Metrics, scorecards, and key performance indicators are trusted by business organizations to help them observe far they have gone in terms of inclusion of plans and achievement of goals. In the same manner, an accounting company scorecard is a beneficial tool that accounting firms can use to help them function more efficiently.
Accounting is a very important aspect in different business operation. It involves the dimension and شرکت حسابداری در کرج provision of accurate financial information to administrators, investors, tax authorities, and other stakeholders to help them make decisions about how they should devote the resources of a company, organization, or public agency. Due to the nature of the accounting function, accounting firms provide critical support to their clientele. Among the most common financial services accounting firms offer are est planning, accounting, taxation and investment, and retirement planning. Because what they offer are professional services, it is imperative for accounting firms to spot all factors and conditions that would significantly impact their earnings and their reputation. Moreover, to increase their efficiency, management of accounting firms should always be ahead of everyone else when it comes to searching for and updating their knowledge and technology. In addition, there is a need for these companies to invest on their employees or labourforce, as these people support the key towards building lasting relationships with clients.
At present, accountants continue to do the traditional functions that are delegated to them. However, it is widely noted that we have seen a huge change in the role that they play. Aside from recording and updating financial records and documents, they are now usually included when administrators of business organizations make long-term plans. In short, they now become organizational strategic partners. Because of this new position that they play as members of a management team, there is an additional pressure for them to foster improvement in all elements of their operations. The Balanced Scorecard is a management system that would provide very useful for them. Manufactured by Robert Kaplan and David Norton, this scorecard approach will help accounting firms assess their performance using not only financial measures but also non-financial metrics. In fact, this performance dimension system advocates that there should be a balance between strategies implemented and four viewpoints of business operation specifically; financial, customer, business processes, and learning and growth.

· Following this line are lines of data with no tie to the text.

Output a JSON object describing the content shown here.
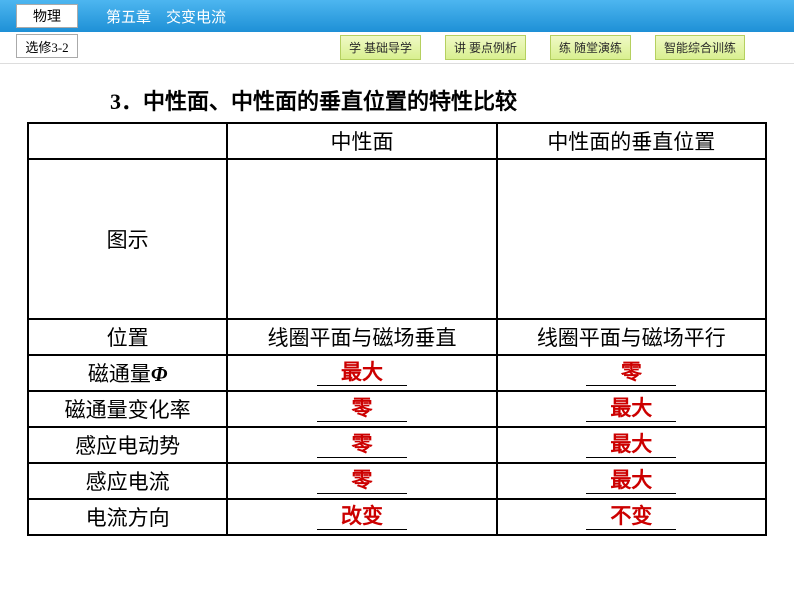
{
  "header": {
    "subject": "物理",
    "chapter": "第五章　交变电流",
    "book": "选修3-2"
  },
  "nav": {
    "btn1": "学 基础导学",
    "btn2": "讲 要点例析",
    "btn3": "练 随堂演练",
    "btn4": "智能综合训练"
  },
  "title": "3．中性面、中性面的垂直位置的特性比较",
  "table": {
    "head": {
      "c0": "",
      "c1": "中性面",
      "c2": "中性面的垂直位置"
    },
    "rows": {
      "r0": {
        "label": "图示",
        "v1": "",
        "v2": ""
      },
      "r1": {
        "label": "位置",
        "v1": "线圈平面与磁场垂直",
        "v2": "线圈平面与磁场平行"
      },
      "r2": {
        "label_pre": "磁通量",
        "label_phi": "Φ",
        "v1": "最大",
        "v2": "零"
      },
      "r3": {
        "label": "磁通量变化率",
        "v1": "零",
        "v2": "最大"
      },
      "r4": {
        "label": "感应电动势",
        "v1": "零",
        "v2": "最大"
      },
      "r5": {
        "label": "感应电流",
        "v1": "零",
        "v2": "最大"
      },
      "r6": {
        "label": "电流方向",
        "v1": "改变",
        "v2": "不变"
      }
    }
  },
  "colors": {
    "header_grad_top": "#4db6f0",
    "header_grad_bottom": "#1e90d6",
    "nav_grad_top": "#f0f9c5",
    "nav_grad_bottom": "#d9f090",
    "red": "#cc0000"
  }
}
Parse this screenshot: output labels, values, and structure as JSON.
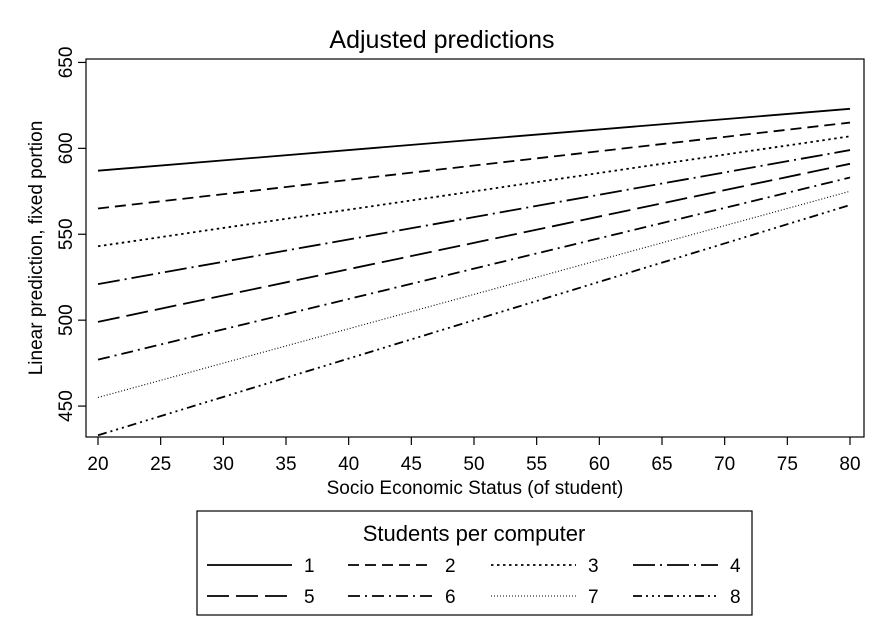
{
  "chart_data": {
    "type": "line",
    "title": "Adjusted predictions",
    "xlabel": "Socio Economic Status (of student)",
    "ylabel": "Linear prediction, fixed portion",
    "xlim": [
      20,
      80
    ],
    "ylim": [
      432,
      652
    ],
    "x_ticks": [
      20,
      25,
      30,
      35,
      40,
      45,
      50,
      55,
      60,
      65,
      70,
      75,
      80
    ],
    "y_ticks": [
      450,
      500,
      550,
      600,
      650
    ],
    "grid": false,
    "legend": {
      "title": "Students per computer",
      "placement": "bottom"
    },
    "x": [
      20,
      80
    ],
    "series": [
      {
        "name": "1",
        "values": [
          587,
          623
        ],
        "style": "solid"
      },
      {
        "name": "2",
        "values": [
          565,
          615
        ],
        "style": "dash"
      },
      {
        "name": "3",
        "values": [
          543,
          607
        ],
        "style": "dot"
      },
      {
        "name": "4",
        "values": [
          521,
          599
        ],
        "style": "longdash-dot"
      },
      {
        "name": "5",
        "values": [
          499,
          591
        ],
        "style": "longdash"
      },
      {
        "name": "6",
        "values": [
          477,
          583
        ],
        "style": "dash-dot"
      },
      {
        "name": "7",
        "values": [
          455,
          575
        ],
        "style": "shortdot"
      },
      {
        "name": "8",
        "values": [
          433,
          567
        ],
        "style": "dash-3dot"
      }
    ],
    "colors": {
      "line": "#000000",
      "background": "#ffffff",
      "frame": "#000000"
    }
  }
}
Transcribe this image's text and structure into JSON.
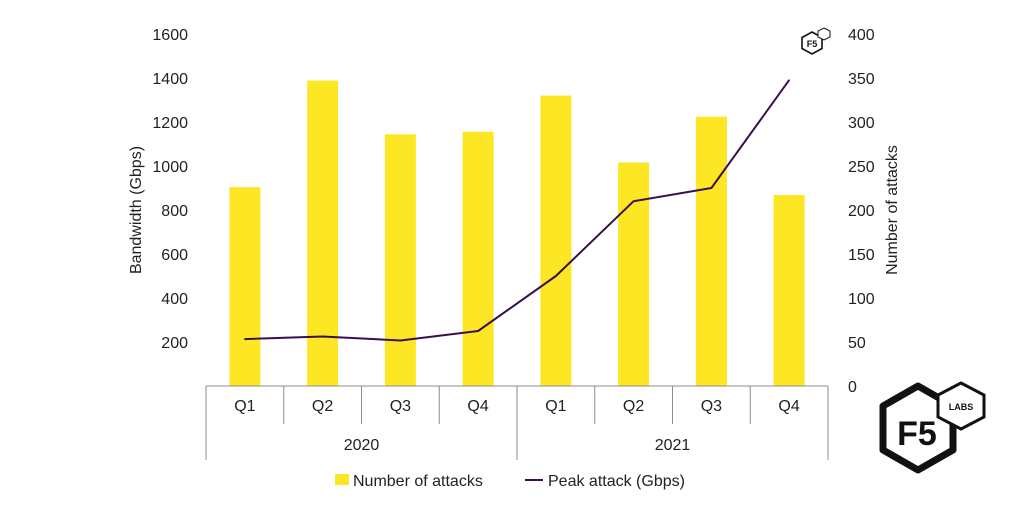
{
  "chart_data": {
    "type": "bar",
    "categories": [
      "Q1",
      "Q2",
      "Q3",
      "Q4",
      "Q1",
      "Q2",
      "Q3",
      "Q4"
    ],
    "groups": [
      {
        "label": "2020",
        "count": 4
      },
      {
        "label": "2021",
        "count": 4
      }
    ],
    "series": [
      {
        "name": "Number of attacks",
        "type": "bar",
        "axis": "right",
        "color": "#FDE725",
        "values": [
          226,
          347,
          286,
          289,
          330,
          254,
          306,
          217
        ]
      },
      {
        "name": "Peak attack (Gbps)",
        "type": "line",
        "axis": "left",
        "color": "#3B0F4F",
        "values": [
          213,
          225,
          207,
          250,
          500,
          840,
          900,
          1390
        ]
      }
    ],
    "ylabel_left": "Bandwidth (Gbps)",
    "ylabel_right": "Number of attacks",
    "ylim_left": [
      0,
      1600
    ],
    "ylim_right": [
      0,
      400
    ],
    "yticks_left": [
      "200",
      "400",
      "600",
      "800",
      "1000",
      "1200",
      "1400",
      "1600"
    ],
    "yticks_right": [
      "0",
      "50",
      "100",
      "150",
      "200",
      "250",
      "300",
      "350",
      "400"
    ],
    "legend_position": "bottom",
    "grid": false
  },
  "logos": {
    "small": "F5",
    "large": "F5",
    "badge": "LABS"
  }
}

Metrics that are commonly categorized under the financial perspective include return on capital, economic value of assets, and operating income. Common examples of customer perspective metrics, meanwhile, include customer care, market share, and customer maintenance. Business process perspective metrics also include cost and quality of procurement, production, and fulfillment of orders. Lastly, metrics for learning and growth perspective can include employee maintenance and employee satisfaction.
While the metrics previously mentioned may not exactly work metrics that accounting firms find most relevant, they offer the idea that the Balanced Scorecard approach is a more effective performance evaluation system. After carefully deliberating and identifying key indicators of success in their organizations, they can integrate all these metrics as they develop an accounting company scorecard.